Arkadaşıma bunları anlatırken aklıma Rusya'da Temmuz ayında kutlanan Ivan Kupala festivali geldi sonra. Orada da benzer şekilde kızlar başlarına kır çiçekleri takıyor, çiçekler akan suya bırakılıyor, ateş üzerinden atlanıyor, bizim hıdrelleze oldukça benziyor yani. Dedenin yediği ekşi eriğin torunun dişini kamaştırması misali iki kültür de Pagan geleneklerini devam ettiriyorlar aslında farkında olmadan ya, neyse.
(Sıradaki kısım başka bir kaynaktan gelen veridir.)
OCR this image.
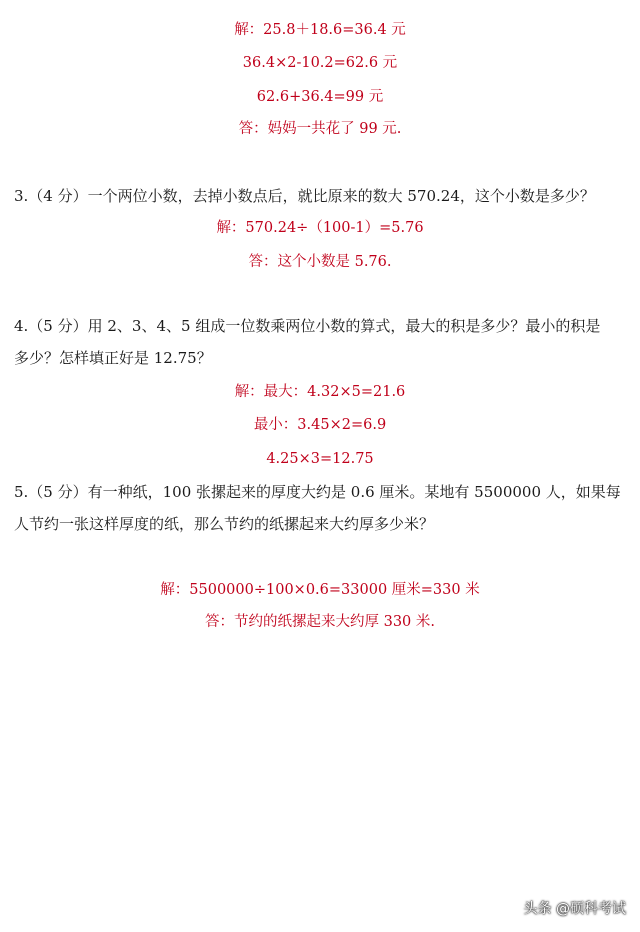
解：25.8＋18.6=36.4 元
36.4×2-10.2=62.6 元
62.6+36.4=99 元
答：妈妈一共花了 99 元.
3.（4 分）一个两位小数，去掉小数点后，就比原来的数大 570.24，这个小数是多少？
解：570.24÷（100-1）=5.76
答：这个小数是 5.76.
4.（5 分）用 2、3、4、5 组成一位数乘两位小数的算式，最大的积是多少？最小的积是
多少？怎样填正好是 12.75？
解：最大：4.32×5=21.6
最小：3.45×2=6.9
4.25×3=12.75
5.（5 分）有一种纸，100 张摞起来的厚度大约是 0.6 厘米。某地有 5500000 人，如果每
人节约一张这样厚度的纸，那么节约的纸摞起来大约厚多少米？
解：5500000÷100×0.6=33000 厘米=330 米
答：节约的纸摞起来大约厚 330 米.
头条 @硕科考试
Hıdırellezle ilgili tüm bunları anlatınca ışık hızıyla çocukluğuma dair anılar canlanıverdi zihnimde. İnsanların yalnız değil, muhakkak komşunun birinde toplanıp beraber kahvaltı ettiği, evlerin kapılarının kilitlenmediği, bir ihtiyaç olduğunda komşu evden temin edip "Komşu, dolaptan yumurta aldım, bahçeden maydanoz topladım." dediği, bahar akşamları bahçelerini sulayan koca koca adam ve kadınların hortumları birbirine tutup su savaşı yaptığı, ekmeğin mutlak surette mahalledeki çocuklar olarak bizim tarafımızdan alındığı, eve giriş zamanının geldiğini belirten akşam ezanının okunmasından sonra anneme "Nolur, birazcık daha kalayım!" diye yalvardığım, “kız" olduğum için bir türlü gece dışarı çıkan erkek çocuk grubuna dahil olamadığım, eriklere dalmanın, bisikletle ilçe dışına kaçmanın müthiş adrenalin yarattığı çocukluğum. Zihin ne acayip şey, tek bir olaydan yola çıkıp ta nerelere götürüyor insanı. Ben de böyle zaman makinesine binmiş gibi bi gidip geldim eski günlere.


Ben oralardan ayrılalı 16, bu yazdıklarımın çoğunu yaşayalı en az 26 sene olmuş. Acaba hala aynı coşkuyla kutlanıyor mudur güzelim Hıdırellez bizim oralarda?